Reader Sandra wants to know why cream needs to be cold before you whip it. Excellent question and one I’m only too pleased to answer. Heavy cream is pretty amazing stuff: a liquid that can be turned (sort of) into a solid by agitating it. The geek in me, which is really most of me, says: neato.
Imagine liquid cream as a mixture of mostly water (about 60%) and little balloon-like fat blobs (38%) with a few stringy protein molecules, short-chain sugar molecules and minerals mixed in. Beat that and you introduce air bubbles into the mix, but you also do something still more interesting: you open a hole in some of those fat blobs, which are actually small quantities of flowing fat molecules enclosed in little protein-and-phospholipid (emulsifier) bags. The result? Some of those lipids inside get exposed to the watery medium outside.

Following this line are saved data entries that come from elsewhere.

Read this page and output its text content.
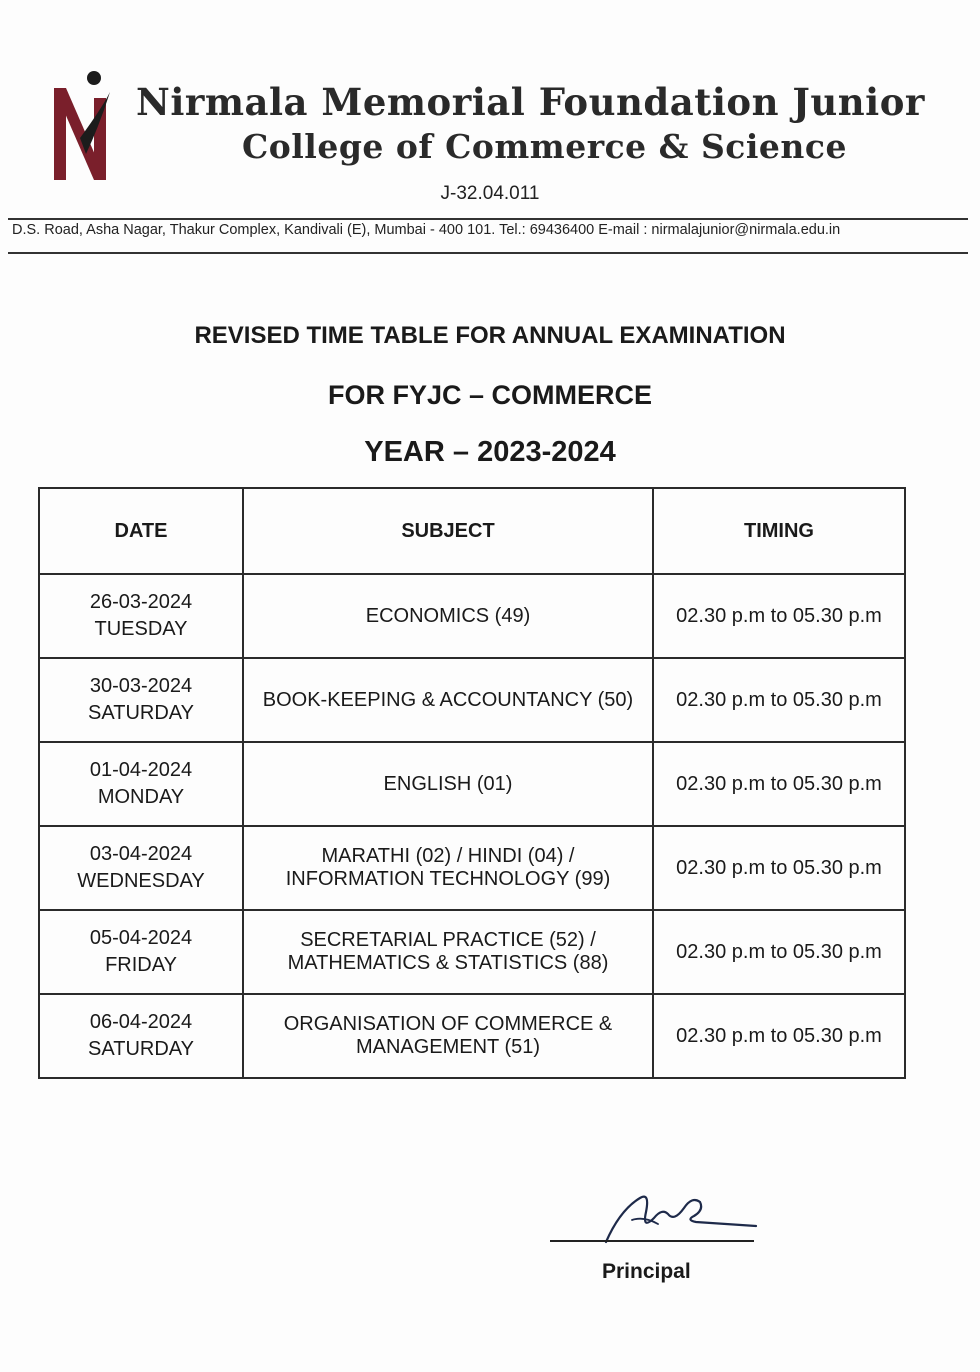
Nirmala Memorial Foundation Junior
College of Commerce & Science
J-32.04.011
D.S. Road, Asha Nagar, Thakur Complex, Kandivali (E), Mumbai - 400 101. Tel.: 69436400 E-mail : nirmalajunior@nirmala.edu.in
REVISED TIME TABLE FOR ANNUAL EXAMINATION
FOR FYJC – COMMERCE
YEAR – 2023-2024
DATE	SUBJECT	TIMING
26-03-2024
TUESDAY	ECONOMICS (49)	02.30 p.m to 05.30 p.m
30-03-2024
SATURDAY	BOOK-KEEPING & ACCOUNTANCY (50)	02.30 p.m to 05.30 p.m
01-04-2024
MONDAY	ENGLISH (01)	02.30 p.m to 05.30 p.m
03-04-2024
WEDNESDAY	MARATHI (02) / HINDI (04) / INFORMATION TECHNOLOGY (99)	02.30 p.m to 05.30 p.m
05-04-2024
FRIDAY	SECRETARIAL PRACTICE (52) / MATHEMATICS & STATISTICS (88)	02.30 p.m to 05.30 p.m
06-04-2024
SATURDAY	ORGANISATION OF COMMERCE & MANAGEMENT (51)	02.30 p.m to 05.30 p.m
Principal
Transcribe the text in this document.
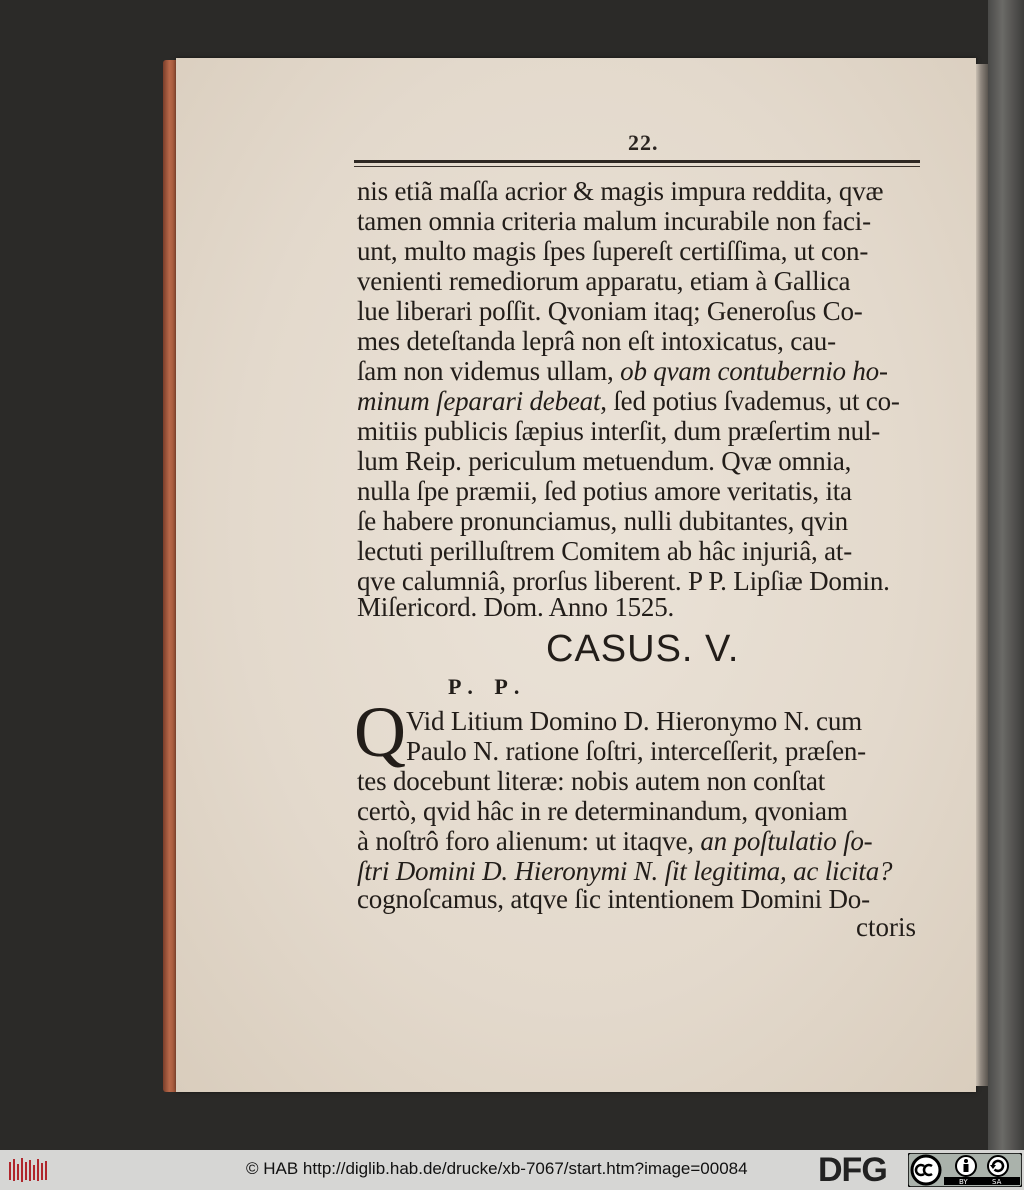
22.
nis etiã maſſa acrior & magis impura reddita, qvæ
tamen omnia criteria malum incurabile non faci-
unt, multo magis ſpes ſupereſt certiſſima, ut con-
venienti remediorum apparatu, etiam à Gallica
lue liberari poſſit. Qvoniam itaq; Generoſus Co-
mes deteſtanda leprâ non eſt intoxicatus, cau-
ſam non videmus ullam, ob qvam contubernio ho-
minum ſeparari debeat, ſed potius ſvademus, ut co-
mitiis publicis ſæpius interſit, dum præſertim nul-
lum Reip. periculum metuendum. Qvæ omnia,
nulla ſpe præmii, ſed potius amore veritatis, ita
ſe habere pronunciamus, nulli dubitantes, qvin
lectuti perilluſtrem Comitem ab hâc injuriâ, at-
qve calumniâ, prorſus liberent. P P. Lipſiæ Domin.
Miſericord. Dom. Anno 1525.
CASUS. V.
P. P.
Q Vid Litium Domino D. Hieronymo N. cum
Paulo N. ratione ſoſtri, interceſſerit, præſen-
tes docebunt literæ: nobis autem non conſtat
certò, qvid hâc in re determinandum, qvoniam
à noſtrô foro alienum: ut itaqve, an poſtulatio ſo-
ſtri Domini D. Hieronymi N. ſit legitima, ac licita?
cognoſcamus, atqve ſic intentionem Domini Do-
ctoris
© HAB http://diglib.hab.de/drucke/xb-7067/start.htm?image=00084 DFG	BY	SA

And they don’t like that. For lipids have sections along their length that hate water (i.e. are hydrophobic). However they don’t mind air all that much, so the exposed lipid sides of the fat globules start collecting around the bubbles, where their water-hating parts can be exposed to air instead. As more fat blobs congregate around the bubbles, they encase the bubble in fat, preventing it from either popping or combining with a neighboring bubble. If the cream happens to be cool, so much the better as the fats insude the globules start forming crystals which give the bubble coating more rigidity. Does that make sense?
The volume of the cream increases as the agitation continues, however if it goes on for too long the bubble coatings get too thick, start congealing with one another, and well…butter is the result. Thanks for the question!